二十九日目 町人の三男坊
足軽となって弥三郎と稽古に明け暮れる日々。そんなある日、俺は足軽村の入口にある唯一の井戸で水を汲んでいた。
「人が来て混む前に汲まなくちゃ。げ、既に並んで人がいる。」
弥三郎との待ち合わせに遅れる訳にはいかないと思いさっさと並んで、順が回ってくるのを待っていた時ーーー。
「お主、見ない顔だすな。」
バッ、と振り向くとそこにはぽっちゃりとした男がいた。見たところ、筋肉ではなく脂肪のよう。この時代で何を食べればそんな体になるか...。
「は、はい。ひと月ほど前に足軽に雇われました。」
「おお!ならば同士だすな!おいどんも足軽だす!仲良くしようだす!」
だす、だす....頭に残る喋り方だな。キャラが濃すぎて着いて行けん。
「おいどんは岩丸だす。お主は?」
「俺は菊之助。よ、よろしく。」
「よろすくだす!」
「岩丸は足軽になって長いの?」
「んにゃ、おいどんも最近来たばかりだす。お主よりふた月ほど前だな。こっちの村には長く士官してる者はおらんだすよ。」
そう言えば重俊がそんなこと言ってな。と思っていたら、井戸を使う順番が回ってきていた。
「これからおいどん、同士と共に稽古するのだが、一緒にしないだすか?」
ありがたい申し出だが、こっちには弥三郎がいるので受けれない。

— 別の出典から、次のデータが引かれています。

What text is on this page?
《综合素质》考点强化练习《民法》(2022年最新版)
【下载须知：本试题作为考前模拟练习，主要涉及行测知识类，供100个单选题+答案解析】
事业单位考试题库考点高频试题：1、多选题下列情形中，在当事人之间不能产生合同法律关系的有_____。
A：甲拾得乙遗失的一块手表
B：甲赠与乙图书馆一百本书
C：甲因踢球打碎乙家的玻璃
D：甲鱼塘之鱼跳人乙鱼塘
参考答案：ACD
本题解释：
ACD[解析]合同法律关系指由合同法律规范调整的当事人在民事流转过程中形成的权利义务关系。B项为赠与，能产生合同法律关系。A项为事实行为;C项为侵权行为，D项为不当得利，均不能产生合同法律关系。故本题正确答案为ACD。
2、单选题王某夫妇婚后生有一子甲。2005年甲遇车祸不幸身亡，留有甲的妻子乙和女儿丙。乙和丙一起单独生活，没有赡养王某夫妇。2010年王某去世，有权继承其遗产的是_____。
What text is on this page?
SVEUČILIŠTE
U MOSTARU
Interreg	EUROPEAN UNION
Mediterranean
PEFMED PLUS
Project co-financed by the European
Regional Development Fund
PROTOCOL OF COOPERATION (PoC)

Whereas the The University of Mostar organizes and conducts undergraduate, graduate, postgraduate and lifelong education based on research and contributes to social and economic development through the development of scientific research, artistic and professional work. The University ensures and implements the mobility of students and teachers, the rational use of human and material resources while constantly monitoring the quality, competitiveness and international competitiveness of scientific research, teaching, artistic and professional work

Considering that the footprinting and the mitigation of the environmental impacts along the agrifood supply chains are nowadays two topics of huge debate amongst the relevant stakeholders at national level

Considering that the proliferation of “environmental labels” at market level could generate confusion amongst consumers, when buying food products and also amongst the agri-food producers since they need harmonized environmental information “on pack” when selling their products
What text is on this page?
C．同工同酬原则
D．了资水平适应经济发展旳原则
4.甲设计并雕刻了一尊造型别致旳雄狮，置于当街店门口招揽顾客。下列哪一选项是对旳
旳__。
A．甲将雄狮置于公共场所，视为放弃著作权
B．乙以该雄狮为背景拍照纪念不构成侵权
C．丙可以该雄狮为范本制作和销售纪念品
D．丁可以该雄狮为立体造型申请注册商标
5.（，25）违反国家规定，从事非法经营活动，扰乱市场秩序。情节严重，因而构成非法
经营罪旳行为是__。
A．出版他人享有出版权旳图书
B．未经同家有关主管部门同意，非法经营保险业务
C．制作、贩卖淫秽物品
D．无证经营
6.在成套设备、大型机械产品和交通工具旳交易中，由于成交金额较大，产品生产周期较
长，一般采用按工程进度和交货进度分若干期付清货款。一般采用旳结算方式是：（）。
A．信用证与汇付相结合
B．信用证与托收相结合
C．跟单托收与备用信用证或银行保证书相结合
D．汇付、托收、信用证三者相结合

次期大名が足軽と一緒に稽古は出来ないだろう。
....俺も足軽だな。
「すまないが今、俺は別の人と稽古をしていて、そいつの許可がないと...。」
「そうだすか。残念だす。いつもこの村で稽古している故、許可が取れたらいつでも声をかけてくれて構わないだすよ!」
「恩に着るよ。」
そう言って、俺は家に水を運び、弥三郎の館へと向かった。
「今朝、岩丸という人に会ったよ。なんていうか...す、すごい人だな...。」
あぁあやつか。と弥三郎。
「あやつは商人の子だよ。それもこの町一ののう。」
「でもなんで町人の子が足軽に?」
「あやつは三男坊で、家を継ぐ必要が無いからな。それに毎日家の手伝いもせず、寺子屋にも通わず、ぐうたらと過ごしているあやつに親が痩せてこい、と家を追い出したそうだ。」
あーだからあんなにプクプクと...。この時代ではあれはデブに入るんだな、と思った。
「その三男坊から稽古のお誘いが来てるんだが、一緒に行くか?」
「怖い...」
「え?!」
「僕は初対面の人は苦手なのだ。」
あ、こいつ姫若子だった....。
「俺の時はそんなの無かったじゃないか!」
「あれは非常事態だった上、あまり気にしていなかっただけだ!」
「なら今回も....。」
「無理!!」
おいおい、身分の問題じゃなくて、個人の問題かよ、と俺。
「それにあまり良くない話も聞くしな。」
「あいつがどうかしたのか?」
「いや、僕もよくは知らぬのだが。あやつは気をつけた方が良いぞ。」
「ふーん。一応気に止めておくよ。」
その後は特に何事も無く稽古を終え、家に帰った。夕餉も食べ終わり、俺が横になってのんびりしているとーーー。
「おいどんが来ただす!!」
うわっ!!と俺は飛び起きてしまった。
「急にどうしたんだよ!」
「おいどん以外の同士を紹介しようと思っただすが、都合が悪かっただすか?」
「いや、大丈夫だよ。」
「じゃあ、紹介するだすよ。3人ともおいどんと同じ、この町出身だす。右から九七、四助、吉丸だす。」
「「....。」」
3人は無反応だった。俺がよろしく、と言っても無反応。何かがおかしい、どうしてこの3人は喋らないのか。そんなことを考えていると、ドンッといきなり俺の前に袋が投げられた。開けてみると、中にはかなりの金が入っていた。